I have sympathy for all three men as they face the criticism of fans, frustration from club officials, and the disappointment of failing to meet their own expectations. The last of those three has the biggest impact of all.
An unshaven face peering into a bathroom mirror with bloodshot eyes and dishevelled hair after a crushing loss is the true face of managerial duties.
The sheer weight of expectation and responsibility for all aspects of the game are far removed from the streamlined responsibilities of the individual player.
All three have lived the moments on field, the glorious and the guttered. However, as managers, their gesticulations and intensity are far behind anything we observed from them as players.
Bilic gains a stay of execution from the West Ham owners for at least another week, yet his time could be up at any moment.
Aloisi grapples with a playing group looking short on legs and off-field innuendo that helps no one, searching for one victory to right the ship.

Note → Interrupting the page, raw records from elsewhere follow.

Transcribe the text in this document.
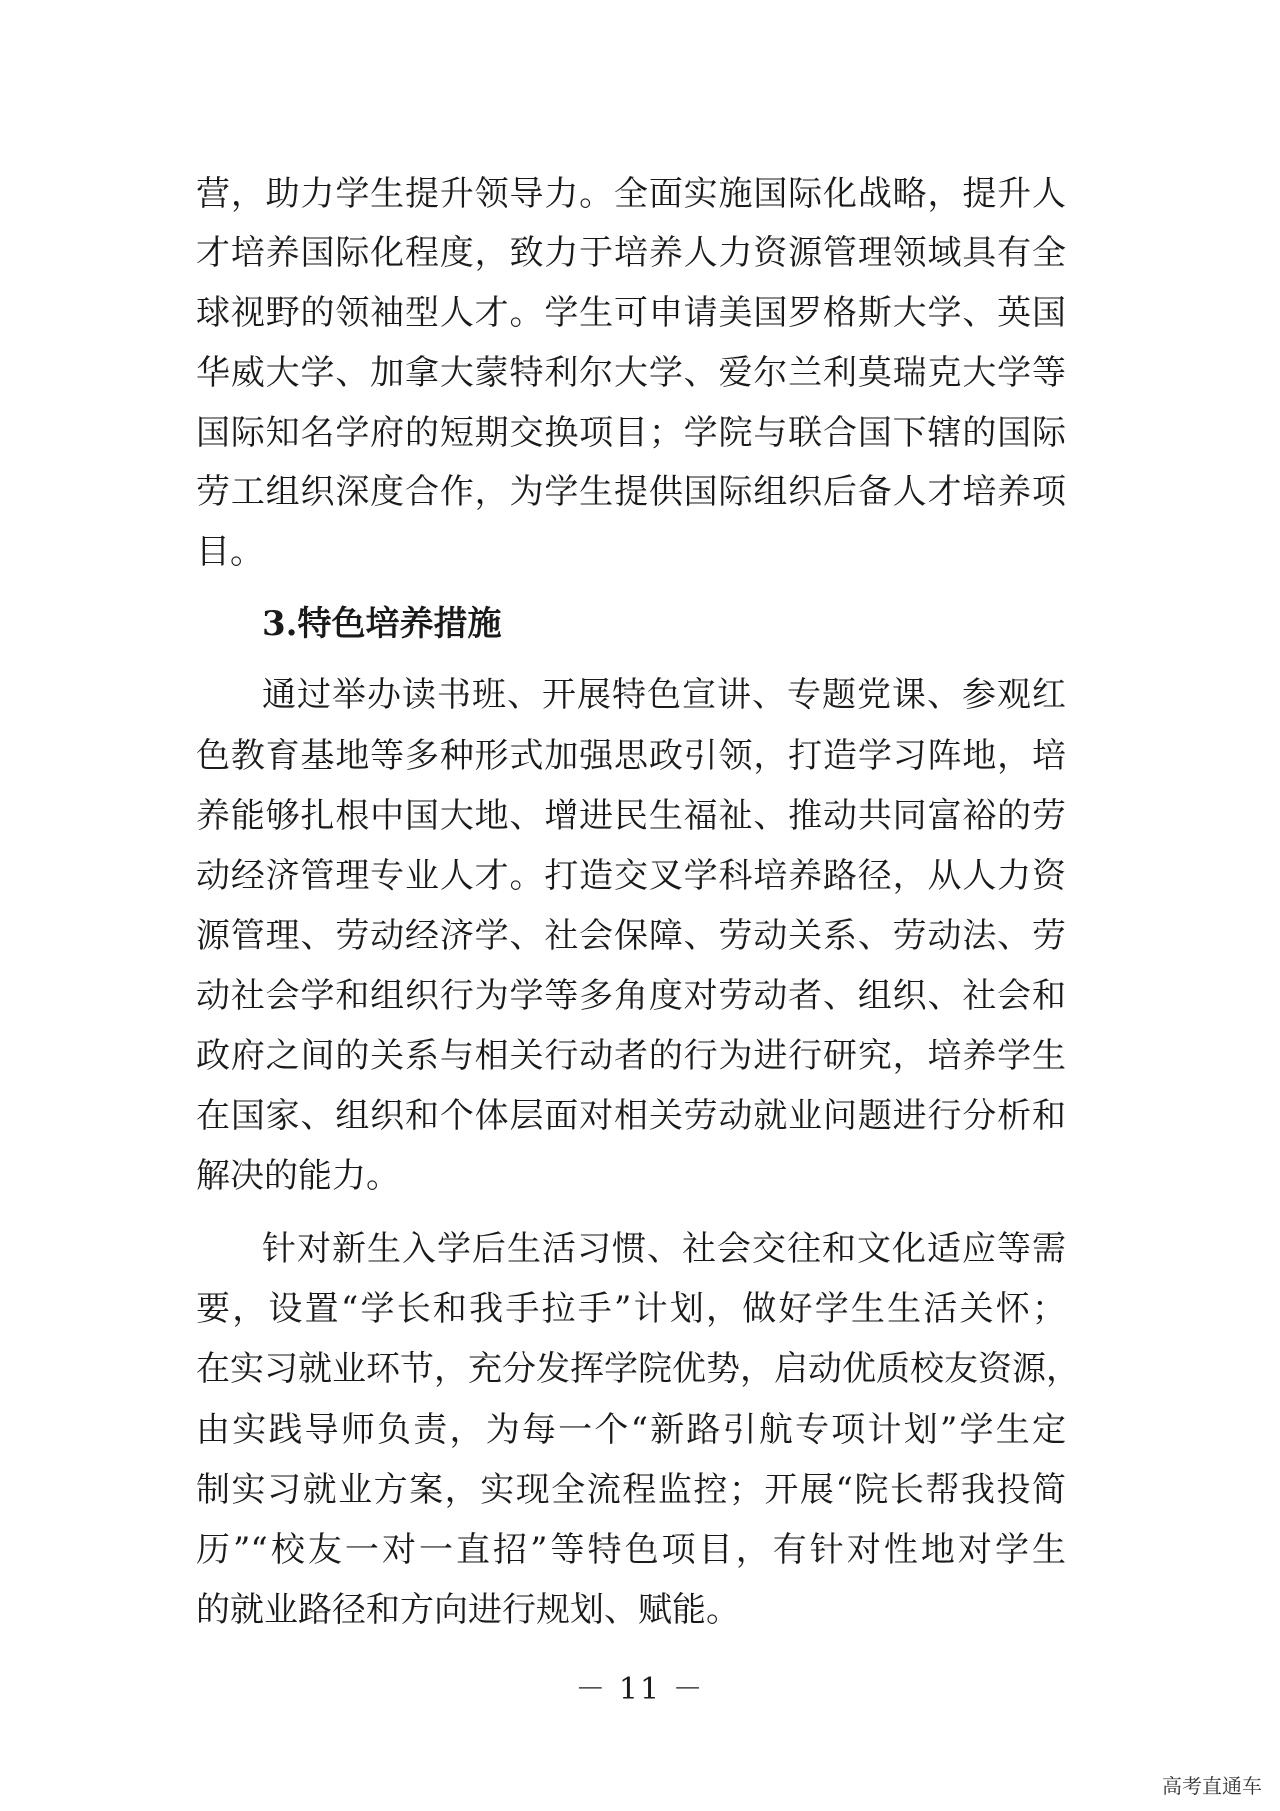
营，助力学生提升领导力。全面实施国际化战略，提升人
才培养国际化程度，致力于培养人力资源管理领域具有全
球视野的领袖型人才。学生可申请美国罗格斯大学、英国
华威大学、加拿大蒙特利尔大学、爱尔兰利莫瑞克大学等
国际知名学府的短期交换项目；学院与联合国下辖的国际
劳工组织深度合作，为学生提供国际组织后备人才培养项
目。
3.特色培养措施
通过举办读书班、开展特色宣讲、专题党课、参观红
色教育基地等多种形式加强思政引领，打造学习阵地，培
养能够扎根中国大地、增进民生福祉、推动共同富裕的劳
动经济管理专业人才。打造交叉学科培养路径，从人力资
源管理、劳动经济学、社会保障、劳动关系、劳动法、劳
动社会学和组织行为学等多角度对劳动者、组织、社会和
政府之间的关系与相关行动者的行为进行研究，培养学生
在国家、组织和个体层面对相关劳动就业问题进行分析和
解决的能力。
针对新生入学后生活习惯、社会交往和文化适应等需
要，设置“学长和我手拉手”计划，做好学生生活关怀；
在实习就业环节，充分发挥学院优势，启动优质校友资源，
由实践导师负责，为每一个“新路引航专项计划”学生定
制实习就业方案，实现全流程监控；开展“院长帮我投简
历”“校友一对一直招”等特色项目，有针对性地对学生
的就业路径和方向进行规划、赋能。
－ 11 －
高考直通车
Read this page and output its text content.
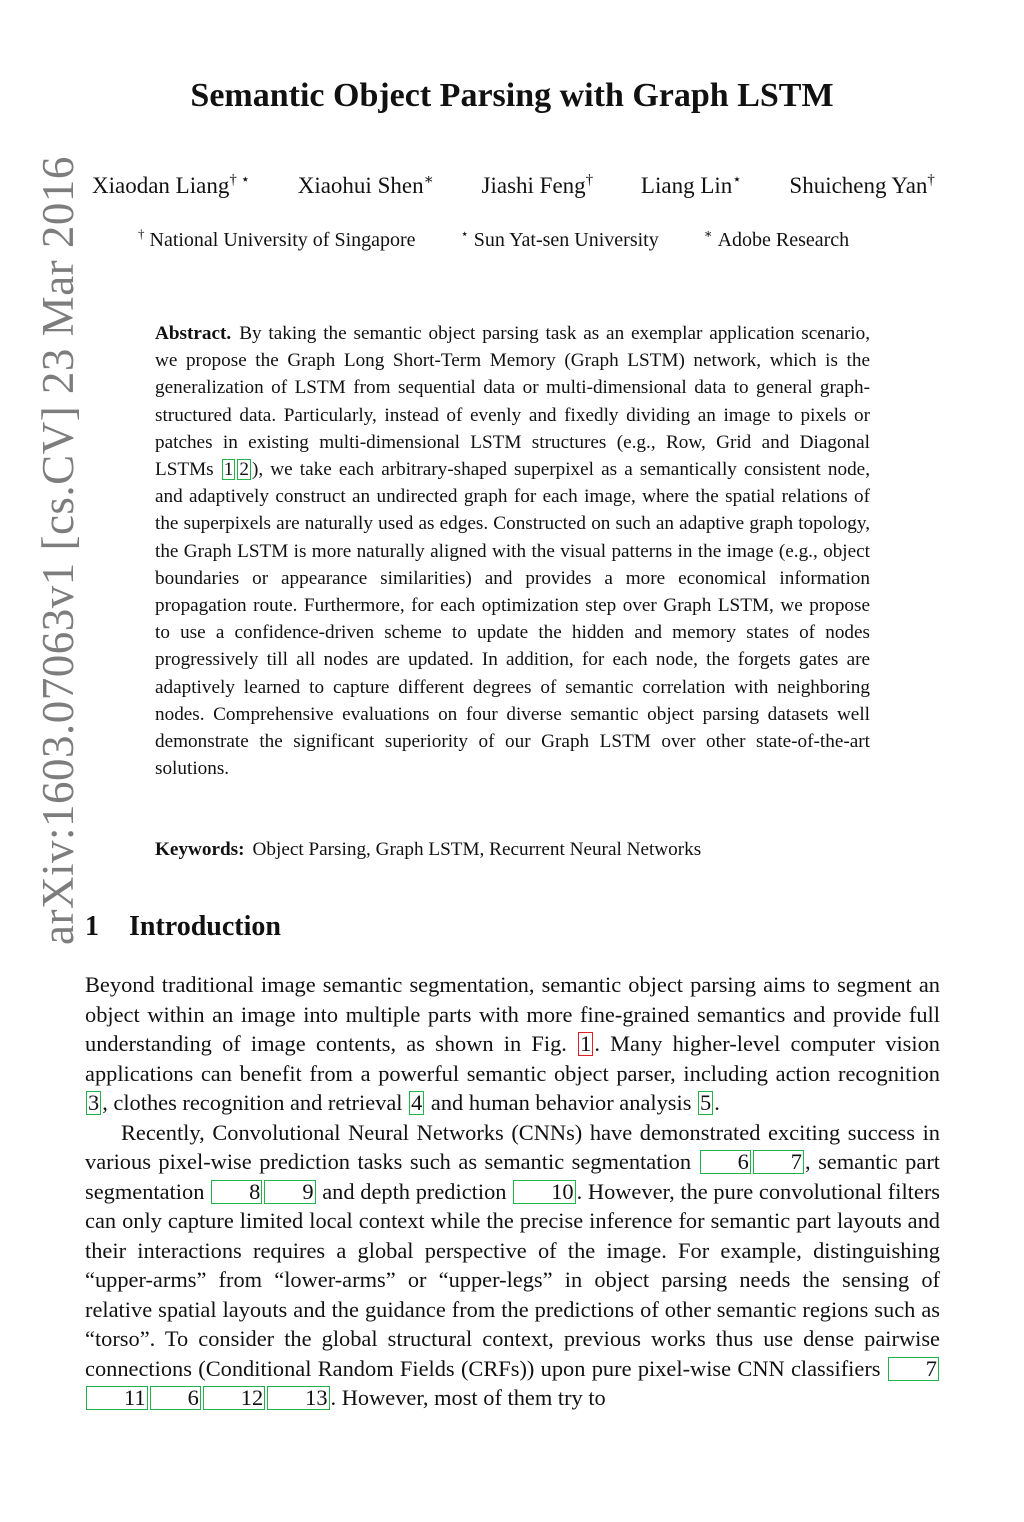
arXiv:1603.07063v1 [cs.CV] 23 Mar 2016
Semantic Object Parsing with Graph LSTM
Xiaodan Liang† ⋆ Xiaohui Shen∗ Jiashi Feng† Liang Lin⋆ Shuicheng Yan†
† National University of Singapore	⋆ Sun Yat-sen University	∗ Adobe Research
Abstract. By taking the semantic object parsing task as an exemplar application scenario, we propose the Graph Long Short-Term Memory (Graph LSTM) network, which is the generalization of LSTM from sequential data or multi-dimensional data to general graph-structured data. Particularly, instead of evenly and fixedly dividing an image to pixels or patches in existing multi-dimensional LSTM structures (e.g., Row, Grid and Diagonal LSTMs 1 2 ), we take each arbitrary-shaped superpixel as a semantically consistent node, and adaptively construct an undirected graph for each image, where the spatial relations of the superpixels are naturally used as edges. Constructed on such an adaptive graph topology, the Graph LSTM is more naturally aligned with the visual patterns in the image (e.g., object boundaries or appearance similarities) and provides a more economical information propagation route. Furthermore, for each optimization step over Graph LSTM, we propose to use a confidence-driven scheme to update the hidden and memory states of nodes progressively till all nodes are updated. In addition, for each node, the forgets gates are adaptively learned to capture different degrees of semantic correlation with neighboring nodes. Comprehensive evaluations on four diverse semantic object parsing datasets well demonstrate the significant superiority of our Graph LSTM over other state-of-the-art solutions.
Keywords: Object Parsing, Graph LSTM, Recurrent Neural Networks
1 Introduction

Beyond traditional image semantic segmentation, semantic object parsing aims to segment an object within an image into multiple parts with more fine-grained semantics and provide full understanding of image contents, as shown in Fig. 1 . Many higher-level computer vision applications can benefit from a powerful semantic object parser, including action recognition 3 , clothes recognition and retrieval 4 and human behavior analysis 5 .

Recently, Convolutional Neural Networks (CNNs) have demonstrated exciting success in various pixel-wise prediction tasks such as semantic segmentation 6 7 , semantic part segmentation 8 9 and depth prediction 10 . However, the pure convolutional filters can only capture limited local context while the precise inference for semantic part layouts and their interactions requires a global perspective of the image. For example, distinguishing “upper-arms” from “lower-arms” or “upper-legs” in object parsing needs the sensing of relative spatial layouts and the guidance from the predictions of other semantic regions such as “torso”. To consider the global structural context, previous works thus use dense pairwise connections (Conditional Random Fields (CRFs)) upon pure pixel-wise CNN classifiers 711 6 12 13 . However, most of them try to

And Muscat sits bemused at the plight of the 2016-17 runners-up, who can’t find their mojo after a full month of the season.
Perhaps all three will steer their respective ships well over the course of the coming months and enjoy rewarding seasons where their squads play quality football.
Alternatively, one of the three might be out of a job by Christmas. Muscat would be long odds to fall victim to that scenario, yet the same cannot be said for Aloisi and Bilic.
The tension, speculation and frustration is another side to the World Game that we love. Seeing people under pressure and observing the manner in which they respond to it is a good thing.
Unfortunately, football managers tend to appear as utter madmen grappling with their team’s inadequacies, administrative pressures, and fan expectations as they command the technical area.
There is nowhere to hide and the symbolic presence of a pole and a tightrope might just be apt.